Even in the day-to-day operation of the Church, hospitality can go a long way, Fr. Day suggested.

“As an example, we discussed how parishes get audited on a regular basis, and I suggested to the auditors that when discussing the audit process, report out the good things a parish is doing in keeping the books,” Fr. Day said. “Rather than just focus on the things that aren’t according to policy, bring up things people are doing well. That is very much a result of the pastoral letter; asking how every person can be moved to greet others in way that is radical.”

Central Services staffers are afforded opportunities for Eucharistic adoration every second Tuesday of the month at the chapel, another way for the Chancery to “lead by example” as a result of the archbishop’s pastoral letter.

Sharon Ozark, who works in Archbishop Vigneron’s office, said she visits the chapel on a regular basis, particularly the noon singing of the Angelus.

“I enjoy the camaraderie we experience every day in the chapel,” Ozark said. “Working at Central Services, I’ve found this peace from being surrounded by faith-filled people. I sometimes take a step back and watch the remarkable work people are doing at Central Services, what’s going on behind the scenes. By going to the chapel, we have a chance to encounter the Holy Spirit, to clear our minds and help us in our work.”

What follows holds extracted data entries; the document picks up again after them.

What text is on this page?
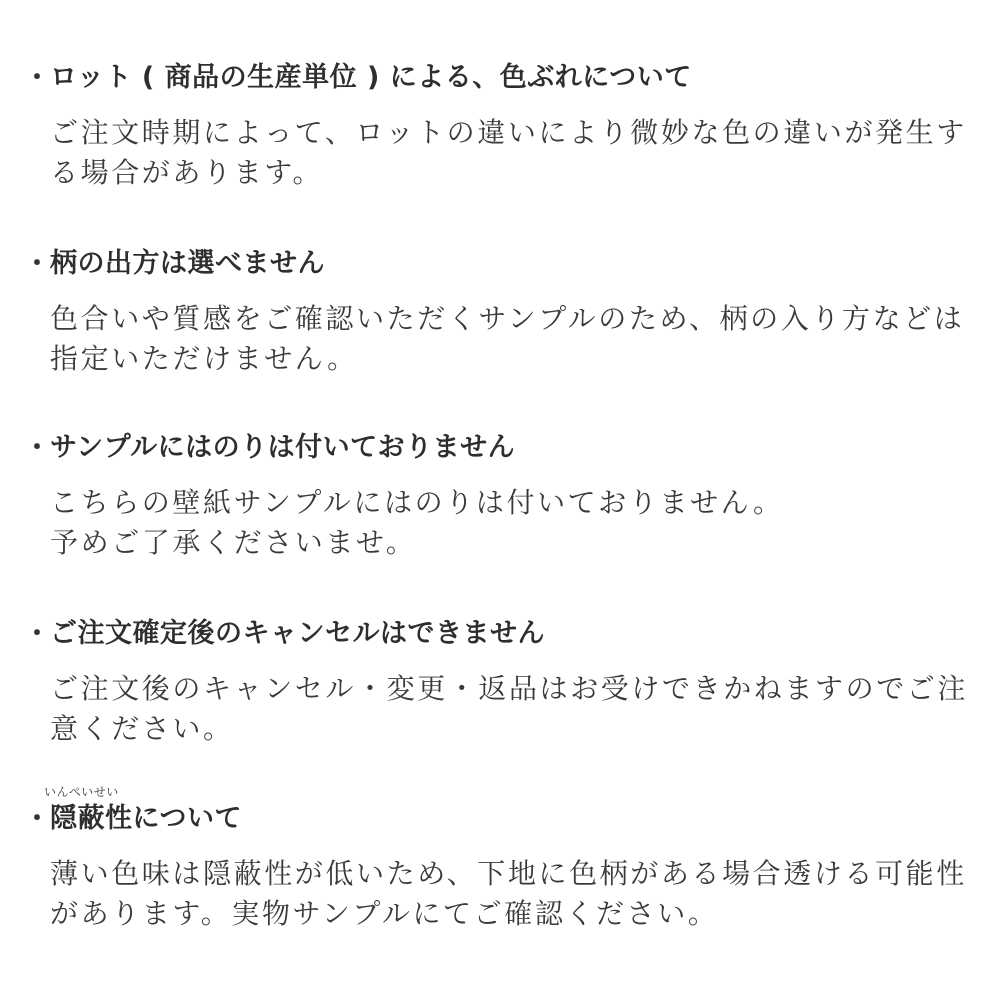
・ ロット ( 商品の生産単位 ) による、色ぶれについて

ご注文時期によって、ロットの違いにより微妙な色の違いが発生する場合があります。

・ 柄の出方は選べません

色合いや質感をご確認いただくサンプルのため、柄の入り方などは指定いただけません。

・ サンプルにはのりは付いておりません
こちらの壁紙サンプルにはのりは付いておりません。
予めご了承くださいませ。
・ ご注文確定後のキャンセルはできません

ご注文後のキャンセル・変更・返品はお受けできかねますのでご注意ください。

いんぺいせい
・ 隠蔽性について

薄い色味は隠蔽性が低いため、下地に色柄がある場合透ける可能性があります。実物サンプルにてご確認ください。
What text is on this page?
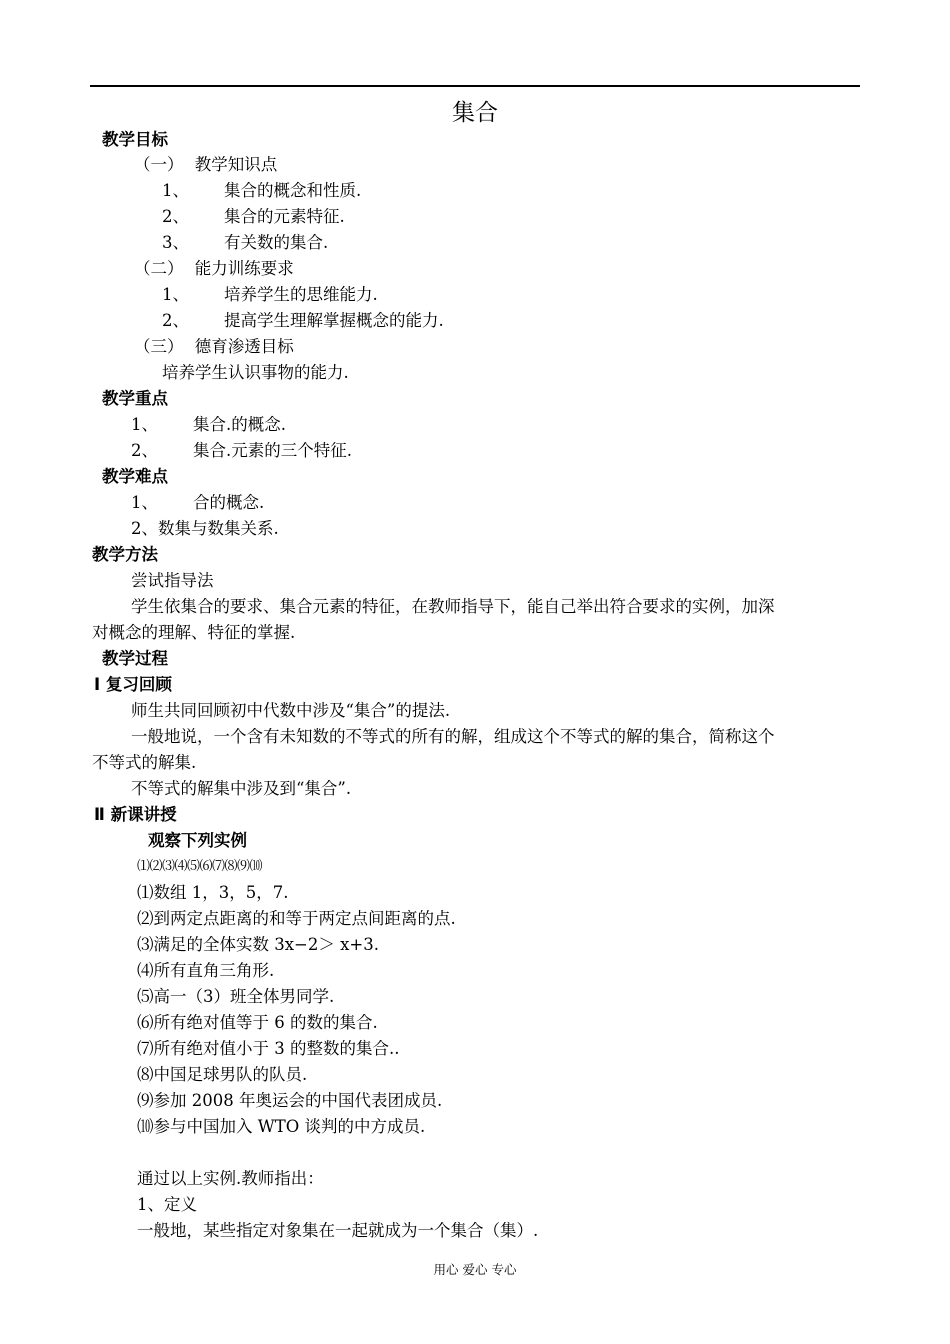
集合
教学目标
（一） 教学知识点
1、 集合的概念和性质.
2、 集合的元素特征.
3、 有关数的集合.
（二） 能力训练要求
1、 培养学生的思维能力.
2、 提高学生理解掌握概念的能力.
（三） 德育渗透目标
培养学生认识事物的能力.
教学重点
1、 集合.的概念.
2、 集合.元素的三个特征.
教学难点
1、 合的概念.
2、数集与数集关系.
教学方法
尝试指导法
学生依集合的要求、集合元素的特征，在教师指导下，能自己举出符合要求的实例，加深
对概念的理解、特征的掌握.
教学过程
Ⅰ 复习回顾
师生共同回顾初中代数中涉及“集合”的提法.
一般地说，一个含有未知数的不等式的所有的解，组成这个不等式的解的集合，简称这个
不等式的解集.
不等式的解集中涉及到“集合”.
Ⅱ 新课讲授
观察下列实例
⑴⑵⑶⑷⑸⑹⑺⑻⑼⑽
⑴数组 1，3，5，7.
⑵到两定点距离的和等于两定点间距离的点.
⑶满足的全体实数 3x−2＞ x+3.
⑷所有直角三角形.
⑸高一（3）班全体男同学.
⑹所有绝对值等于 6 的数的集合.
⑺所有绝对值小于 3 的整数的集合..
⑻中国足球男队的队员.
⑼参加 2008 年奥运会的中国代表团成员.
⑽参与中国加入 WTO 谈判的中方成员.
通过以上实例.教师指出：
1、定义
一般地，某些指定对象集在一起就成为一个集合（集）.
用心 爱心 专心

When talking with people on the phone, Ozark tries to tell every person she speaks with she is praying for them, even when the subject of the call can be sensitive. She feels Central Services is a place of encounter, and cautions her coworkers not to miss out on the many opportunities for spiritual growth.

“Everything (Central Services) has done, I’ve take advantage of, from ‘Come, Encounter Christ’ to the Alpha programs to the Synod, it’s just ramping up,” Ozark said. “I realize there is all this stuff that’s happening, but I’d like to see the directors of each department be more visible in leading their people in prayer.

“Maybe at every meeting, we remind people of the prayer opportunities – like the Angelus at noon or Mass at 8 a.m.,” Ozark suggested.

Fr. Jeff Day, deputy moderator of the curia for the Archdiocese of Detroit, smiles as he talks with Central Services staffers in the Chancery’s cafeteria and community room. Part of Archbishop Vigneron’s pastoral letter is addressed to Central Services, which the archbishop says should model the characteristics of “joyful, missionary discipleship” for the rest of the archdiocese.
 Tim Hinkle | Archdiocese of Detroit

In addition to taking time to pray together, Fr. Day encourages Central Services staffers to step out of their comfort zone and take part in volunteer opportunities as a chance to not only preach the Gospel, but live it.

This summer, Molly Gascon, administrative assistant to Auxiliary Bishop Arturo Cepeda, took part in Life Remodeled, a weeklong cleanup project in the neighborhood surrounding Sacred Heart Major Seminary in Detroit and Durfee Elementary/Middle School.

“Life Remodeled was a movement like no other; I’d never volunteered with a project that had made such an impact on the community,” said Gascon, who volunteered in dozens of projects with the Diocese of Syracuse, N.Y., where she used to work. “I’m new to the Archdiocese of Detroit, six months in, but I met a lot of people from Sacred Heart Major Seminary and from Central Services. It was a big experience to meet people, learn from people, every corner I turned there was someone from the archdiocese.

“Coming together in service and prayer as Catholics is what the pastoral letter is calling us to do,” Gascon continued. “Volunteering helps us understand the mission as well, to encourage others to be part of it. We need to do more outreach projects, and having them as a community in Central Services will help everyone live out the Gospel, to be the joyful disciples the archbishop is calling us to be.”